They say if you love what you do, you’ll never work a day in your life. Steven Pratt found his love for electrical work as early as twelve years old, carrying on a legacy started by his father and grandfather – but the best part is still helping people in need in his community after natural disasters. Hear Steven’s advice for getting started as a lineman. 

First & Last Name: Steven Pratt

Location: Southwest Missouri

Blog post top picture copy 12.26.06 PM

Style of Boot

I am a big fan of the American Heritage 8” boots. I am in those boots almost every day.

What I do

I help maintain and install the electric distribution system from the substation to the customer’s meter. I also handle after hours trouble in my area where someone has lost power for a variety of reasons. 
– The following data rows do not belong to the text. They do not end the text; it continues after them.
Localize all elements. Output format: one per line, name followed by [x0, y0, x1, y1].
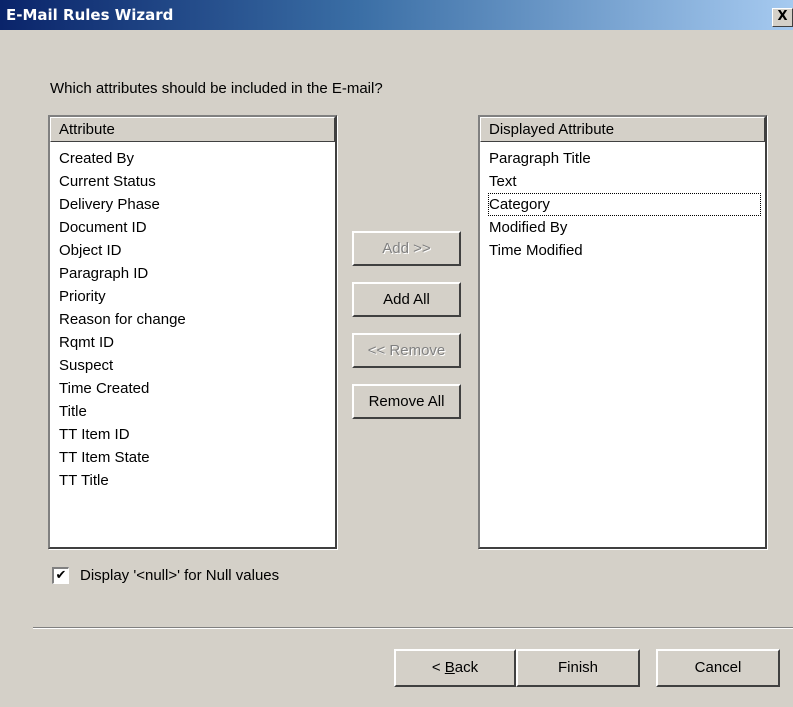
list-item[interactable]: Delivery Phase [58, 193, 331, 216]
checkmark-icon: ✔ [55, 568, 67, 583]
list-item[interactable]: Current Status [58, 170, 331, 193]
list-item[interactable]: Reason for change [58, 308, 331, 331]
add-all-button[interactable]: Add All [352, 282, 461, 317]
list-item[interactable]: Rqmt ID [58, 331, 331, 354]
close-icon: X [777, 9, 788, 24]
title-bar[interactable]: E-Mail Rules Wizard X [0, 0, 793, 30]
list-item[interactable]: Title [58, 400, 331, 423]
cancel-button[interactable]: Cancel [656, 649, 780, 687]
back-button-accelerator: B [444, 659, 455, 676]
back-button-rest: ack [454, 659, 479, 676]
list-item[interactable]: Suspect [58, 354, 331, 377]
displayed-attributes-list[interactable]: Displayed Attribute Paragraph Title Text C… [478, 115, 767, 549]
back-button-prefix: < [431, 659, 445, 676]
list-item[interactable]: Created By [58, 147, 331, 170]
null-values-checkbox[interactable]: ✔ [52, 567, 69, 584]
list-item[interactable]: Time Created [58, 377, 331, 400]
list-item[interactable]: Paragraph ID [58, 262, 331, 285]
footer-separator [33, 627, 793, 629]
remove-button[interactable]: << Remove [352, 333, 461, 368]
window-title: E-Mail Rules Wizard [6, 6, 174, 24]
available-attributes-header[interactable]: Attribute [50, 117, 335, 142]
email-rules-wizard-window: E-Mail Rules Wizard X Which attributes s… [0, 0, 793, 707]
list-item[interactable]: TT Item ID [58, 423, 331, 446]
back-button[interactable]: < Back [394, 649, 516, 687]
list-item[interactable]: Document ID [58, 216, 331, 239]
list-item[interactable]: Object ID [58, 239, 331, 262]
displayed-attributes-items: Paragraph Title Text Category Modified By Ti… [488, 147, 761, 262]
list-item[interactable]: Paragraph Title [488, 147, 761, 170]
list-item[interactable]: Category [488, 193, 761, 216]
list-item[interactable]: TT Item State [58, 446, 331, 469]
list-item[interactable]: Text [488, 170, 761, 193]
available-attributes-list[interactable]: Attribute Created By Current Status Delive… [48, 115, 337, 549]
displayed-attributes-header[interactable]: Displayed Attribute [480, 117, 765, 142]
available-attributes-items: Created By Current Status Delivery Phase Do… [58, 147, 331, 492]
close-button[interactable]: X [772, 8, 793, 27]
finish-button[interactable]: Finish [516, 649, 640, 687]
add-button[interactable]: Add >> [352, 231, 461, 266]
attributes-prompt: Which attributes should be included in t… [50, 80, 383, 97]
list-item[interactable]: Priority [58, 285, 331, 308]
list-item[interactable]: TT Title [58, 469, 331, 492]
list-item[interactable]: Modified By [488, 216, 761, 239]
null-values-label[interactable]: Display '<null>' for Null values [80, 566, 279, 586]
list-item[interactable]: Time Modified [488, 239, 761, 262]
remove-all-button[interactable]: Remove All [352, 384, 461, 419]
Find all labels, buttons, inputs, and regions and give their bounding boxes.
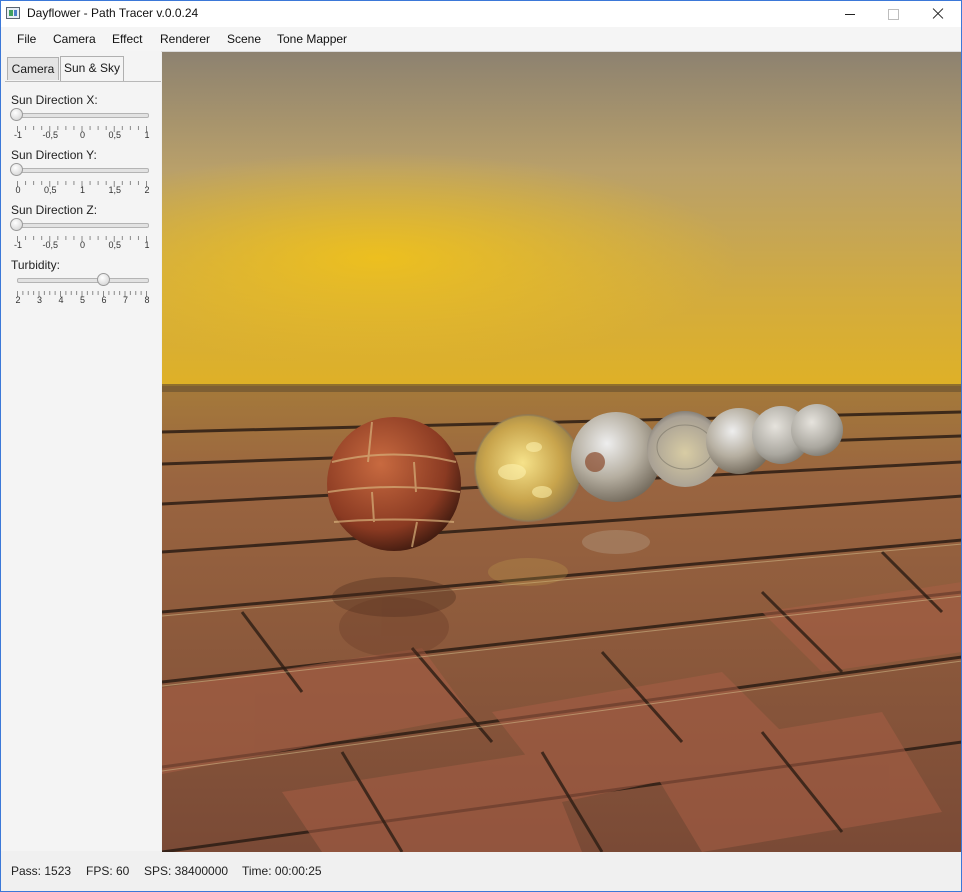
tick-label: 1,5: [108, 185, 122, 195]
turbidity-slider[interactable]: [17, 278, 149, 283]
sun-direction-z-slider-thumb[interactable]: [10, 218, 23, 231]
tick-label: -1: [13, 240, 23, 250]
minimize-button[interactable]: [827, 1, 873, 27]
turbidity-slider-thumb[interactable]: [96, 273, 110, 286]
sun-direction-y-tick-labels: 0 0,5 1 1,5 2: [12, 185, 152, 197]
tick-label: 0,5: [108, 130, 122, 140]
tick-label: 0,5: [108, 240, 122, 250]
sun-direction-z-ticks: [17, 231, 147, 242]
sun-direction-y-label: Sun Direction Y:: [11, 148, 97, 162]
minimize-icon: [845, 14, 855, 15]
status-time: Time: 00:00:25: [242, 864, 322, 878]
menu-effect[interactable]: Effect: [112, 32, 142, 46]
tick-label: -0,5: [42, 130, 59, 140]
tick-label: 0: [15, 185, 21, 195]
tick-label: 0,5: [43, 185, 57, 195]
app-icon: [6, 7, 20, 19]
tick-label: 2: [144, 185, 150, 195]
sun-direction-z-slider[interactable]: [17, 223, 149, 228]
status-fps: FPS: 60: [86, 864, 130, 878]
maximize-icon: [888, 9, 899, 20]
tab-bar: Camera Sun & Sky: [5, 55, 161, 82]
sun-direction-x-label: Sun Direction X:: [11, 93, 98, 107]
tick-label: 0: [79, 130, 86, 140]
tick-label: -1: [13, 130, 23, 140]
menu-renderer[interactable]: Renderer: [160, 32, 210, 46]
menu-scene[interactable]: Scene: [227, 32, 261, 46]
turbidity-tick-labels: 2 3 4 5 6 7 8: [12, 295, 152, 307]
menu-bar: File Camera Effect Renderer Scene Tone M…: [1, 27, 961, 52]
tick-label: 2: [15, 295, 21, 305]
render-viewport[interactable]: [162, 52, 961, 852]
settings-panel: Camera Sun & Sky Sun Direction X: -1 -0,5 0…: [1, 51, 161, 851]
tab-camera[interactable]: Camera: [7, 57, 59, 80]
tab-sun-and-sky[interactable]: Sun & Sky: [60, 56, 124, 81]
window-title: Dayflower - Path Tracer v.0.0.24: [27, 6, 199, 20]
menu-file[interactable]: File: [17, 32, 36, 46]
tick-label: 4: [58, 295, 64, 305]
menu-camera[interactable]: Camera: [53, 32, 96, 46]
menu-tone-mapper[interactable]: Tone Mapper: [277, 32, 347, 46]
tick-label: 5: [79, 295, 86, 305]
status-sps: SPS: 38400000: [144, 864, 229, 878]
tick-label: 1: [79, 185, 86, 195]
sun-direction-z-tick-labels: -1 -0,5 0 0,5 1: [12, 240, 152, 252]
tick-label: 0: [79, 240, 86, 250]
sun-direction-y-slider-thumb[interactable]: [10, 163, 23, 176]
status-bar: Pass: 1523 FPS: 60 SPS: 38400000 Time: 0…: [1, 852, 961, 891]
rendered-scene: [162, 52, 961, 852]
maximize-button[interactable]: [870, 1, 916, 27]
sun-direction-z-label: Sun Direction Z:: [11, 203, 98, 217]
turbidity-ticks: [17, 286, 147, 297]
tick-label: 1: [144, 240, 150, 250]
sun-direction-x-slider[interactable]: [17, 113, 149, 118]
tick-label: 1: [144, 130, 150, 140]
tick-label: -0,5: [42, 240, 59, 250]
tick-label: 7: [122, 295, 129, 305]
sun-direction-x-tick-labels: -1 -0,5 0 0,5 1: [12, 130, 152, 142]
turbidity-label: Turbidity:: [11, 258, 60, 272]
tick-label: 6: [101, 295, 107, 305]
sun-direction-x-ticks: [17, 121, 147, 132]
sun-direction-x-slider-thumb[interactable]: [10, 108, 23, 121]
sun-direction-y-slider[interactable]: [17, 168, 149, 173]
sun-direction-y-ticks: [17, 176, 147, 187]
tick-label: 3: [36, 295, 43, 305]
status-pass: Pass: 1523: [11, 864, 72, 878]
title-bar: Dayflower - Path Tracer v.0.0.24: [1, 1, 961, 27]
app-window: Dayflower - Path Tracer v.0.0.24 File Ca…: [0, 0, 962, 892]
tick-label: 8: [144, 295, 150, 305]
close-button[interactable]: [915, 1, 961, 27]
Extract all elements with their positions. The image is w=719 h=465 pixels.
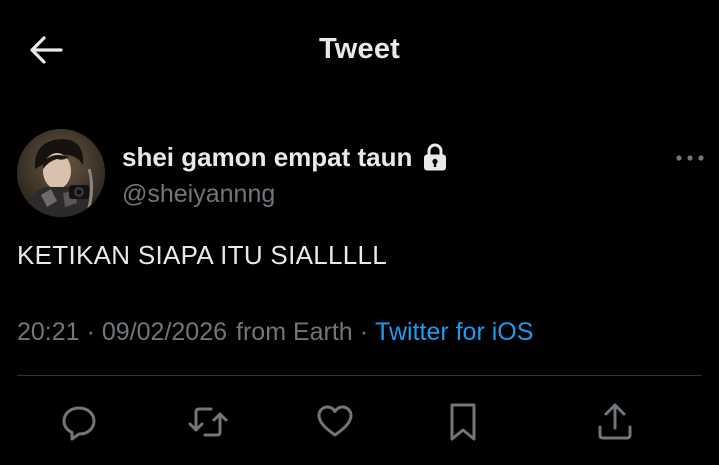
tweet-location: from Earth (236, 318, 353, 346)
more-options-button[interactable] (672, 146, 708, 170)
tweet-detail-page: Tweet shei gamon empat taun @sheiyannng … (0, 0, 719, 465)
tweet-meta: 20:21 · 09/02/2026 from Earth · Twitter … (17, 318, 533, 347)
tweet-time[interactable]: 20:21 (17, 318, 80, 347)
author-name-row: shei gamon empat taun (122, 139, 448, 175)
lock-icon (422, 142, 448, 172)
retweet-button[interactable] (186, 400, 230, 444)
tweet-source-link[interactable]: Twitter for iOS (375, 318, 533, 347)
more-horizontal-icon (676, 155, 704, 161)
reply-button[interactable] (57, 400, 101, 444)
avatar[interactable] (17, 129, 105, 217)
bookmark-button[interactable] (441, 400, 485, 444)
author-handle[interactable]: @sheiyannng (122, 180, 275, 209)
separator: · (86, 318, 95, 346)
reply-icon (62, 406, 96, 441)
bookmark-icon (450, 403, 476, 441)
share-icon (598, 403, 632, 440)
top-bar: Tweet (0, 0, 719, 100)
retweet-icon (188, 407, 228, 437)
page-title: Tweet (318, 33, 401, 65)
share-button[interactable] (593, 400, 637, 444)
like-button[interactable] (313, 400, 357, 444)
display-name[interactable]: shei gamon empat taun (122, 142, 412, 173)
tweet-text: KETIKAN SIAPA ITU SIALLLLL (17, 240, 388, 270)
avatar-image (17, 129, 105, 217)
separator: · (359, 318, 369, 346)
heart-icon (317, 405, 353, 437)
divider (17, 375, 702, 376)
tweet-date[interactable]: 09/02/2026 (102, 318, 227, 347)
I would have to say my biggest inspiration is my family. My wife and my son are my two biggest driving factors. Finding a job that provides for them is what is most important to me. Beyond the two of them I would have to say it’s pride in what I do. I came from a family of electrical workers with my dad being a master electrician and my grandpa, a journeyman lineman in Valdez, Alaska. I honestly have a passion for working in the electrical industry. That passion started when I was 12 as I would spend my summers wiring houses with my dad. To this day I still work with him and have spent my weekends for the last year helping him build a house.


I believe the biggest purpose for doing what I do would be the customers. Being able to come in and help restore their power after an outage really makes it obvious why we do what we do. The feeling of helping people during natural disasters is honestly unmatched.

Why Thorogood

The biggest reason that I choose to wear Thorogood’s is the quality and them being American made. They are also extremely comfortable and don’t kill my feet when working long hours. I have tried a ton of different brands and Thorogood’s are the only boot that has lasted my everyday abuse. Before I started wearing Thorogood’s, a pair of boots may last me 8 months.

How Did I Get Started

Honestly, my original plan was not to go into the trades. I went to college for criminal justice and after getting my degree, I realized that wasn’t for me. I started looking into trade school and realized that line-work was something that I would enjoy. After trade school, I got a job at a utility in the engineering department until a spot in the apprenticeship opened up. Once I got into the apprenticeship, I realized how much I truly love what I do.


The apprenticeship that I went through was tough and I didn’t realize how much I would appreciate it until I completed it. Realistically, it taught me how important it is to teach the next generation our trade and how to safely do what we do. Beyond that, I would say the typical struggles of missing holidays, birthdays, and anniversaries from being on call or working storms.


I believe the first bit of advice I could give would be to get a CDL and sign the books at the local IBEW hall. Some places will want you to go through a trade school, but if you can get paid to learn a trade instead of paying, it’s always better. I would also add to not listen to one persons opinion on if you can make it or not. If you want it bad enough, you will earn it, but that all depends on you.